VICTORIA -- The owner of a Vic West hot rod shop is taking on ICBC and the province for what he claims is a cash grab.

In 2013, Lee Grant, the owner of LG Speed and Kustom, was a resident of Alberta. That year, he bought a 1960 Thunderbird in a private sale from a man in that same province.

“It was my personal vehicle,” said Grant.

In 2017 he came to Victoria for a job and in 2018 he decided to move here permanently.

“That’s when I transferred my drivers licence over and began the process of transferring the registration for my Thunderbird,” said Grant. “Being that it’s a 60-year-old car, there was a fair bit of stuff that I had to fix on it.”

That took some time and when he went to go and register the car with ICBC, he says they charged him $840 through the Provincial Sales Tax (PST).

He paid the tax but then appealed it and then claims he was told by ICBC that he had missed his registration transfer deadline.

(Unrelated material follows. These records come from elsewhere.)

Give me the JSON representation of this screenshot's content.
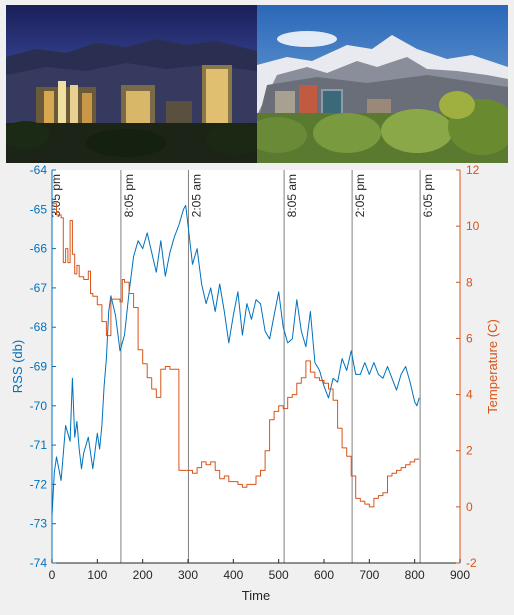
{
  "chart_data": {
    "type": "line",
    "xlabel": "Time",
    "ylabel_left": "RSS (db)",
    "ylabel_right": "Temperature (C)",
    "xlim": [
      0,
      900
    ],
    "ylim_left": [
      -74,
      -64
    ],
    "ylim_right": [
      -2,
      12
    ],
    "x_ticks": [
      0,
      100,
      200,
      300,
      400,
      500,
      600,
      700,
      800,
      900
    ],
    "y_ticks_left": [
      -74,
      -73,
      -72,
      -71,
      -70,
      -69,
      -68,
      -67,
      -66,
      -65,
      -64
    ],
    "y_ticks_right": [
      -2,
      0,
      2,
      4,
      6,
      8,
      10,
      12
    ],
    "colors": {
      "rss": "#0072BD",
      "temperature": "#D95319"
    },
    "time_markers": [
      {
        "x": 0,
        "label": "3:05 pm"
      },
      {
        "x": 152,
        "label": "8:05 pm"
      },
      {
        "x": 301,
        "label": "2:05 am"
      },
      {
        "x": 512,
        "label": "8:05 am"
      },
      {
        "x": 662,
        "label": "2:05 pm"
      },
      {
        "x": 812,
        "label": "6:05 pm"
      }
    ],
    "series": [
      {
        "name": "RSS (db)",
        "axis": "left",
        "x": [
          0,
          5,
          10,
          20,
          30,
          40,
          45,
          50,
          55,
          60,
          65,
          70,
          80,
          90,
          100,
          105,
          110,
          115,
          120,
          125,
          130,
          140,
          150,
          160,
          170,
          180,
          190,
          200,
          210,
          220,
          230,
          240,
          250,
          260,
          270,
          280,
          290,
          295,
          300,
          310,
          320,
          330,
          340,
          350,
          360,
          370,
          380,
          390,
          400,
          410,
          420,
          430,
          440,
          450,
          460,
          470,
          480,
          490,
          500,
          510,
          520,
          530,
          540,
          550,
          560,
          570,
          580,
          590,
          600,
          610,
          620,
          630,
          640,
          650,
          660,
          670,
          680,
          690,
          700,
          710,
          720,
          730,
          740,
          750,
          760,
          770,
          780,
          790,
          800,
          805,
          810
        ],
        "values": [
          -72.8,
          -71.7,
          -71.3,
          -71.9,
          -70.5,
          -70.9,
          -69.3,
          -70.8,
          -70.4,
          -71.1,
          -71.6,
          -71.2,
          -70.8,
          -71.6,
          -70.7,
          -71.1,
          -70.5,
          -69.5,
          -68.8,
          -67.6,
          -67.2,
          -67.7,
          -68.6,
          -68.2,
          -67.1,
          -66.2,
          -65.8,
          -66.0,
          -65.6,
          -66.1,
          -66.6,
          -65.8,
          -66.7,
          -66.1,
          -65.7,
          -65.4,
          -65.0,
          -64.9,
          -65.4,
          -66.4,
          -66.0,
          -66.9,
          -67.4,
          -67.0,
          -67.6,
          -66.9,
          -67.6,
          -68.4,
          -67.7,
          -67.1,
          -68.2,
          -67.4,
          -67.8,
          -67.3,
          -67.4,
          -68.1,
          -68.3,
          -67.7,
          -67.1,
          -68.0,
          -68.4,
          -68.3,
          -67.3,
          -68.1,
          -68.5,
          -67.6,
          -68.9,
          -69.1,
          -69.5,
          -69.8,
          -69.3,
          -69.4,
          -68.8,
          -69.1,
          -68.6,
          -69.2,
          -69.2,
          -68.9,
          -69.2,
          -68.9,
          -69.2,
          -69.3,
          -69.0,
          -69.3,
          -69.6,
          -69.2,
          -69.0,
          -69.4,
          -69.9,
          -70.0,
          -69.8
        ]
      },
      {
        "name": "Temperature (C)",
        "axis": "right",
        "x": [
          0,
          10,
          20,
          25,
          30,
          35,
          40,
          45,
          50,
          55,
          60,
          70,
          80,
          85,
          90,
          100,
          110,
          120,
          130,
          140,
          150,
          155,
          160,
          170,
          180,
          190,
          200,
          210,
          220,
          230,
          240,
          250,
          260,
          270,
          280,
          290,
          300,
          310,
          320,
          330,
          340,
          350,
          360,
          370,
          380,
          390,
          400,
          410,
          420,
          430,
          440,
          450,
          460,
          470,
          480,
          490,
          500,
          510,
          520,
          530,
          540,
          550,
          560,
          570,
          580,
          590,
          600,
          610,
          620,
          630,
          640,
          650,
          660,
          670,
          680,
          690,
          700,
          710,
          720,
          730,
          740,
          750,
          760,
          770,
          780,
          790,
          800,
          810
        ],
        "values": [
          10.8,
          10.4,
          10.3,
          8.7,
          9.2,
          8.7,
          10.2,
          9.0,
          8.3,
          8.6,
          8.2,
          8.1,
          8.4,
          7.6,
          7.5,
          7.2,
          6.6,
          6.1,
          7.4,
          7.4,
          7.3,
          8.1,
          8.0,
          7.6,
          7.1,
          5.6,
          5.1,
          4.6,
          4.2,
          3.9,
          4.9,
          5.0,
          4.9,
          4.9,
          1.3,
          1.3,
          1.3,
          1.2,
          1.4,
          1.6,
          1.5,
          1.6,
          1.3,
          1.0,
          1.1,
          0.9,
          0.9,
          0.8,
          0.7,
          0.8,
          0.8,
          1.1,
          1.3,
          2.0,
          3.1,
          3.4,
          3.6,
          3.5,
          3.9,
          4.0,
          4.4,
          4.6,
          5.2,
          4.8,
          4.6,
          4.5,
          4.4,
          4.2,
          3.8,
          2.8,
          2.1,
          1.8,
          1.1,
          0.3,
          0.2,
          0.1,
          0.0,
          0.3,
          0.4,
          0.5,
          1.1,
          1.2,
          1.3,
          1.4,
          1.5,
          1.6,
          1.7,
          1.7
        ]
      }
    ]
  }
}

“You have one year to transfer it since you became a B.C. resident and you are 19 days over the limit,” Grant says ICBC told him. “So we’re not going to give you the tax back.”

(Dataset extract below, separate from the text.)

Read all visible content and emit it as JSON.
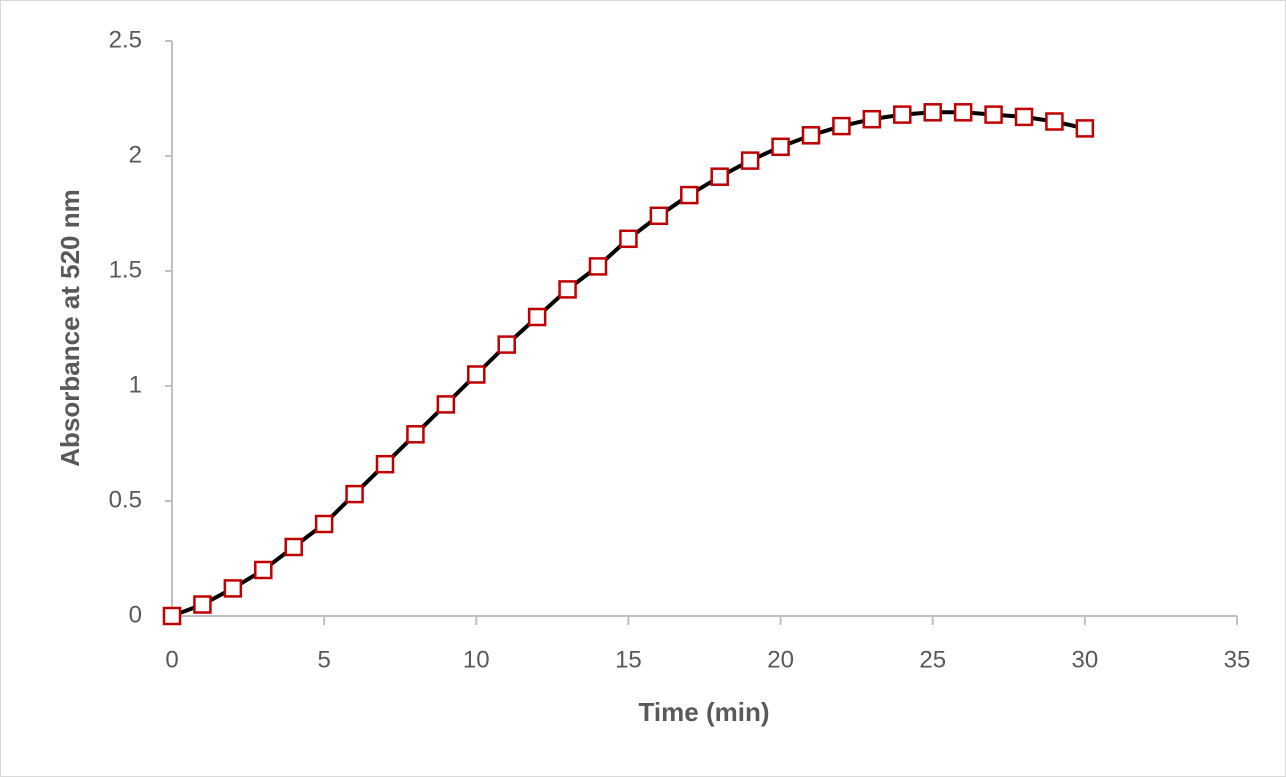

ICBC told CTV News in a statement Wednesday that the Ministry of Finance was responsible for assessing the tax requirements.

“The Consumer Taxation Branch with the Ministry of Finance is responsible for setting the tax requirements and directs ICBC to collect tax during the registration of a vehicle, unless it qualifies for an exemption,” said ICBC.

“Unfortunately, we have heard about this before, quite frequently,” said Kris Sims, BC director of the Canadian Tax Payers Federation. “This is the reason why B.C. stands for 'bring cash.'”

Sims says this whole situation is completely unfair.

“If he was living in Alberta legally as an Albertan, purchased the vehicle in Alberta and then years later brought it into British Columbia and they’re trying to hit him with PST now, he should contact his MLA,” said Sims.

Grant has not reached out to his MLA but instead has gone straight to the Ministry of Finance.

CTV News was told the file had made its way into the top levels of the finance ministry. However we received no response from the province by Wednesday afternoon.

“I have 90 days to appeal it once again, so that’s where it’s at right now,” said Grant.

When asked if he plans to appeal once again, the hot rod shop owner gave a direct answer.

“Oh yeah, you always have to fight back,” he said.

Grant has since sold the car, but he says his case shows serious flaws in how the PST is applied in B.C.

“I’ve got underwear that I bought there too,” said Grant. “Like what, are they going to tax everything that I bought in a different province?” 


A previous version of this story said Lee Grant's vehicle was a 1964 Thunderbird. In fact, it was a 1960 model of the vehicle.